Crypto lending platform Ledn is now accepting Tether Gold (XAUT) as collateral for loans, broadening its product line beyond the Bitcoin-backed model it’s known for. The move lets users borrow against tokenized gold without selling it, and it signals a bigger bet on real-world assets (RWAs) — a market where tokenized commodities currently make up nearly 17% of $43 billion in total value.
What changes for borrowers
Ledn clients can now pledge XAUT, a token pegged to physical gold held in Swiss vaults, to take out loans in USDC or USDT. Previously the firm only accepted Bitcoin and a handful of other major cryptos as collateral. Loan-to-value ratios and interest rates weren’t disclosed, but the company said terms will be similar to its existing Bitcoin-backed loans. The addition gives gold holders a way to access liquidity without triggering a taxable sale.
Why tokenized gold now
The timing tracks with a broader shift toward RWAs on blockchain rails. Tokenized commodities — gold, silver, oil, and the like — have become the second-largest RWA category by market cap, after private credit. Tether Gold alone has a market cap north of $700 million.
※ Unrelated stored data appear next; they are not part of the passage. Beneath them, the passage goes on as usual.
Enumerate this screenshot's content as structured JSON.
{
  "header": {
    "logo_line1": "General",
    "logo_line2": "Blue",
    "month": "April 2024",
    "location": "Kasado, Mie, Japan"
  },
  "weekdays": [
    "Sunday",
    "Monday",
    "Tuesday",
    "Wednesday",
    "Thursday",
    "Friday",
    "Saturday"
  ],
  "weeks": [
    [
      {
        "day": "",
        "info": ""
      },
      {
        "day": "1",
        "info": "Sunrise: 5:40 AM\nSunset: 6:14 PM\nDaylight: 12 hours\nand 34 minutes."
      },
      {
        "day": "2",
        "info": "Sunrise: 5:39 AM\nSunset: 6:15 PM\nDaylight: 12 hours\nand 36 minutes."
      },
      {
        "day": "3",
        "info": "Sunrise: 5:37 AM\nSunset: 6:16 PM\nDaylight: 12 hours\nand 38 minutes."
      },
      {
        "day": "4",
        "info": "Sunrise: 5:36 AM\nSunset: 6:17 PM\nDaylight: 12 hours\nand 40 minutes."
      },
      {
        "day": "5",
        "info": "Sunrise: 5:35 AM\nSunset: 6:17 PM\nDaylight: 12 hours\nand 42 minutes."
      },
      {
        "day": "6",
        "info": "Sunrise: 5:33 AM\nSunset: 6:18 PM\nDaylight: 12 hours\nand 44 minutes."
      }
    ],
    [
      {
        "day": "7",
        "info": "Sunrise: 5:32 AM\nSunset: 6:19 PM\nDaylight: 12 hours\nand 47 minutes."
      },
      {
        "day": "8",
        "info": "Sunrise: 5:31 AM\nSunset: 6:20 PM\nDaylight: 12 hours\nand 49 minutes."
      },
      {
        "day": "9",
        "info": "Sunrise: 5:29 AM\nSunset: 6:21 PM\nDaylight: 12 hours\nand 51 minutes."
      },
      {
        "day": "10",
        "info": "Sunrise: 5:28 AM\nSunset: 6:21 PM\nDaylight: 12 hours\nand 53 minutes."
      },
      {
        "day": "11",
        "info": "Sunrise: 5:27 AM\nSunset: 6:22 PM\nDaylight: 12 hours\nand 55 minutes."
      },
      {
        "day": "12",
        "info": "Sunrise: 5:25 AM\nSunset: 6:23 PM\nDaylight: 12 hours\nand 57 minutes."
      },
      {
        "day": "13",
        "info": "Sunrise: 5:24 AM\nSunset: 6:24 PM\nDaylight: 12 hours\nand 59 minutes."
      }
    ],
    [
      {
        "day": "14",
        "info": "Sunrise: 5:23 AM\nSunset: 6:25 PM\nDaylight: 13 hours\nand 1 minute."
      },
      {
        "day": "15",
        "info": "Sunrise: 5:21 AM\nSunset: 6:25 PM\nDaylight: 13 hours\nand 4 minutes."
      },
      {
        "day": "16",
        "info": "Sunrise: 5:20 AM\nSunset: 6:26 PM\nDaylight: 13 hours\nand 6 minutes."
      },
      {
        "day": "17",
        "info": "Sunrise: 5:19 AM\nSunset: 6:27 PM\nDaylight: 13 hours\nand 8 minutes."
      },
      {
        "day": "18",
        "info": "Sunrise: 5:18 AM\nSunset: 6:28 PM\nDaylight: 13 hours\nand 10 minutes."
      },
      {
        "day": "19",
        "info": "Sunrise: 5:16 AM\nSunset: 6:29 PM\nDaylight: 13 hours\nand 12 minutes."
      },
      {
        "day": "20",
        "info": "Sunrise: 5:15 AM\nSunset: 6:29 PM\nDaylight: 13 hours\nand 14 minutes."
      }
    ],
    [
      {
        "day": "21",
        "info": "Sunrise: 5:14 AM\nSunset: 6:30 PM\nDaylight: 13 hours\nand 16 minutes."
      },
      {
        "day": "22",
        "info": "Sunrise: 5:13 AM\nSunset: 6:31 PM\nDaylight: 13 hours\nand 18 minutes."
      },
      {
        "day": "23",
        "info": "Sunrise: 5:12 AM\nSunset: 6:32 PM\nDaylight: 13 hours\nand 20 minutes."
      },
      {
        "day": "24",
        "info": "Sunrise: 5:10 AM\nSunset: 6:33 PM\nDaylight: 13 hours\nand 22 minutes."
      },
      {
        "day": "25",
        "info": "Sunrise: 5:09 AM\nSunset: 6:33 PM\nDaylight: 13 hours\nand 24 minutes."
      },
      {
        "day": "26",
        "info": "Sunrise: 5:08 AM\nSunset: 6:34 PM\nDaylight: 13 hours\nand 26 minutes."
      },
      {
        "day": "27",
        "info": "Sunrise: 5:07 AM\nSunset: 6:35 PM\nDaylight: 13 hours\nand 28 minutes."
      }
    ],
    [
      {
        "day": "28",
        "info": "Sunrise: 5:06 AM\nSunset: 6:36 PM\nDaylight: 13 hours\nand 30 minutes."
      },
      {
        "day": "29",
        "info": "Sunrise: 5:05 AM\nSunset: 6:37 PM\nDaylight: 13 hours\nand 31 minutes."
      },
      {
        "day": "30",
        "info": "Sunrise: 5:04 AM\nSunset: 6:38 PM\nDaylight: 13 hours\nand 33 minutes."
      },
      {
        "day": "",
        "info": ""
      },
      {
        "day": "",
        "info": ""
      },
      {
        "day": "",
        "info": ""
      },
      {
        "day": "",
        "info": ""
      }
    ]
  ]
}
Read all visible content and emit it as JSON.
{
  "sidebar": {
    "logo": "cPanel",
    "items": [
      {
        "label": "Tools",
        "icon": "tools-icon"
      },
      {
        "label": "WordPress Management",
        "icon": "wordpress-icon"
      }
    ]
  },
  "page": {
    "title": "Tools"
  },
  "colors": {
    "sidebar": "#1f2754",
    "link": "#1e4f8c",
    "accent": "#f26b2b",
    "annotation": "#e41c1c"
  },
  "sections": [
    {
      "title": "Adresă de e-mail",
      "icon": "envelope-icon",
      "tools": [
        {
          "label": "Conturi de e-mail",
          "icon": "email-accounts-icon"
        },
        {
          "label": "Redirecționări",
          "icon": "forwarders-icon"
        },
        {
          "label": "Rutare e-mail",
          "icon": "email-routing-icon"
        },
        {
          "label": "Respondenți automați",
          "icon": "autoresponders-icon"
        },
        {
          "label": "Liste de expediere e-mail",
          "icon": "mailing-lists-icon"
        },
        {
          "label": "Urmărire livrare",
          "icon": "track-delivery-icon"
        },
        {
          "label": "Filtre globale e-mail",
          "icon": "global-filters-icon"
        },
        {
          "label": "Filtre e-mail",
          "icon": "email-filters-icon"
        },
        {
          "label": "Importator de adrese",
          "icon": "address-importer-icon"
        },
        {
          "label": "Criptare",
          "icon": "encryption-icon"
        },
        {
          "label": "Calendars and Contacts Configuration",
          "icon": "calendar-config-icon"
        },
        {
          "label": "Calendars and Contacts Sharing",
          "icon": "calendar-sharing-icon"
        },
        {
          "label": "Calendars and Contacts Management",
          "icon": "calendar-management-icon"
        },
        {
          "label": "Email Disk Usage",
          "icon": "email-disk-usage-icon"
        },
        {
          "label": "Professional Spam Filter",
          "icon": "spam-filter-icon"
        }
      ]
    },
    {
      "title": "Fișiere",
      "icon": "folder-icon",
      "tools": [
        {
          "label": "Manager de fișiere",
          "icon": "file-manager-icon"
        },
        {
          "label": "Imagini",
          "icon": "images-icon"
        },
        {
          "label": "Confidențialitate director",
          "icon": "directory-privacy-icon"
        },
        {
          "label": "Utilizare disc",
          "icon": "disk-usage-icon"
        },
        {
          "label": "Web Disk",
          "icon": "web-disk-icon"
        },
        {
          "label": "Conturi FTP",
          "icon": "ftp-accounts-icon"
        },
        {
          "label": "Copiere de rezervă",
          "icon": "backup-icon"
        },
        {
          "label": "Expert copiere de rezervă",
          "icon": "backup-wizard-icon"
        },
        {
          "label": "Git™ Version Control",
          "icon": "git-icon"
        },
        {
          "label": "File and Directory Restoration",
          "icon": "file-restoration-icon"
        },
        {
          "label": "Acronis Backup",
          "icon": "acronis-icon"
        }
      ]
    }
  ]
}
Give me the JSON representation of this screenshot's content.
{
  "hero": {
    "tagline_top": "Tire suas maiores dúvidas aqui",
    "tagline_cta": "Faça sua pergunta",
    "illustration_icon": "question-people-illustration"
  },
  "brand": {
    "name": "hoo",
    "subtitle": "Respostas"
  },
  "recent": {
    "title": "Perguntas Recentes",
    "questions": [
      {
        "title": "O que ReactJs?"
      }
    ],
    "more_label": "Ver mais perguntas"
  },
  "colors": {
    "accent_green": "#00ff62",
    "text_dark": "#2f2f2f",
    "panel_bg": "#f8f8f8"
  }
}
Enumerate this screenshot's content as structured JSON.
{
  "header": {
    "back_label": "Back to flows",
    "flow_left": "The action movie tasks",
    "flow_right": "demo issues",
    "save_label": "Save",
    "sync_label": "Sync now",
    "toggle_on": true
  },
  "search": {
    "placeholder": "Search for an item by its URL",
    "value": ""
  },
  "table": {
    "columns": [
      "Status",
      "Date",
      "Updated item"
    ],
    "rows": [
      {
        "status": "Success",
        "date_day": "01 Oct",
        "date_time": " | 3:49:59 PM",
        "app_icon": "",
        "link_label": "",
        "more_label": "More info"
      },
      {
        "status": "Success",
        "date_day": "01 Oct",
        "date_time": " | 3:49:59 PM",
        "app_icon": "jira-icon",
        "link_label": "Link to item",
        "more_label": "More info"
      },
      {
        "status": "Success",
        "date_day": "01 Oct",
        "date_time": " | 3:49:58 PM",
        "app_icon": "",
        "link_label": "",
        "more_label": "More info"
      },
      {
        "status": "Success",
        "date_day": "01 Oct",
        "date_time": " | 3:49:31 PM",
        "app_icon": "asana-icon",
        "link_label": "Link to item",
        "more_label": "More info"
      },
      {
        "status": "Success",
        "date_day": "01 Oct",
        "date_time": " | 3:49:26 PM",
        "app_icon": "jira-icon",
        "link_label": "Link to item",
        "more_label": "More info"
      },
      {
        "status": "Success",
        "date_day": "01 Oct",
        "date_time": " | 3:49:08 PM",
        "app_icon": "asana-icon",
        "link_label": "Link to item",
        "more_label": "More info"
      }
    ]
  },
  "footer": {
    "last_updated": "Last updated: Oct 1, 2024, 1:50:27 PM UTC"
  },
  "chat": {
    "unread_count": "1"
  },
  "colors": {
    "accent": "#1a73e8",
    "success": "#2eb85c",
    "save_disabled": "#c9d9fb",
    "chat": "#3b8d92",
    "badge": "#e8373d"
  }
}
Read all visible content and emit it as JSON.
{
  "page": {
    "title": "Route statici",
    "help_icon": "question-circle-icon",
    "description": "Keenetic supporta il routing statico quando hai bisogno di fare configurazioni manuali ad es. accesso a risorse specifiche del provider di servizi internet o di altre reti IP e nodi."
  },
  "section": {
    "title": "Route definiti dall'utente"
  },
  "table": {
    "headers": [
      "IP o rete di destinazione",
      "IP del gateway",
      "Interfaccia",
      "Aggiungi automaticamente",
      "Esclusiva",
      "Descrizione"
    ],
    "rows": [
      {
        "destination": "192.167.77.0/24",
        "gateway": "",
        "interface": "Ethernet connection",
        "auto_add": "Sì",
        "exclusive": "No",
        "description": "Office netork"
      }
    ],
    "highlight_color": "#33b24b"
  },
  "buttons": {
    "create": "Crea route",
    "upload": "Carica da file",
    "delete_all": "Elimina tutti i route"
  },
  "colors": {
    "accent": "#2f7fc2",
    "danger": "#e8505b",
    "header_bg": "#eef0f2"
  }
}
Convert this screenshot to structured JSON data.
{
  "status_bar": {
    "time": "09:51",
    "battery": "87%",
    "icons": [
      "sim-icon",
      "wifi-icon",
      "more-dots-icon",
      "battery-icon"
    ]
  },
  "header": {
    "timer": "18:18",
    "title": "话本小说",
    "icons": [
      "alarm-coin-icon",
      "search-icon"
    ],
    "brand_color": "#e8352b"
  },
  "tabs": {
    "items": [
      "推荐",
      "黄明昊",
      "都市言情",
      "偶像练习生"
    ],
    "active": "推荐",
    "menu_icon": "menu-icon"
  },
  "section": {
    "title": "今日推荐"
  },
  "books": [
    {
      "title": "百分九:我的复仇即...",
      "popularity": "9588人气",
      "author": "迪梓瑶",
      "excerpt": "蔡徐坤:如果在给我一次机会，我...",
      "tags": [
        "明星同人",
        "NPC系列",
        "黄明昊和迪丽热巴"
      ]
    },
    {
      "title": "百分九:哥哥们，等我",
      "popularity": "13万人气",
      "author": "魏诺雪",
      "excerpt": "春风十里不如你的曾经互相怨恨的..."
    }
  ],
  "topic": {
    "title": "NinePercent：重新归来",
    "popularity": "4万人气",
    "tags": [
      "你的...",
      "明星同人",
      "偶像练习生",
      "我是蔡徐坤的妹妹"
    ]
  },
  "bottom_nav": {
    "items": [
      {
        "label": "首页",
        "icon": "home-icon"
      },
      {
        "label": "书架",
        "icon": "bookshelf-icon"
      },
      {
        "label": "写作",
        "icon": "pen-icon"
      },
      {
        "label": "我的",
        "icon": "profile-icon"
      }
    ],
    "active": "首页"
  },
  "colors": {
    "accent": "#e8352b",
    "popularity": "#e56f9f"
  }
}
By accepting XAUT, Ledn is effectively betting that demand for gold-backed loans will grow alongside the tokenized gold market itself.
RWA market keeps expanding
The $43 billion RWA figure comes from industry tracking data; tokenized commodities account for about $7.3 billion of that. That’s still small next to traditional finance, but the growth rate has drawn attention from lenders like Ledn who want to offer more than just crypto-to-crypto loans. For a platform that started with Bitcoin-only lending in 2018, adding a gold-backed token is a meaningful step toward serving a different kind of risk profile.
What’s next
Ledn hasn’t said whether it will add other tokenized commodities or expand into private credit or real estate RWAs. But the infrastructure is now in place to take more asset types. For now, the focus is on getting XAUT loans live and seeing whether gold bug borrowers actually take the bait.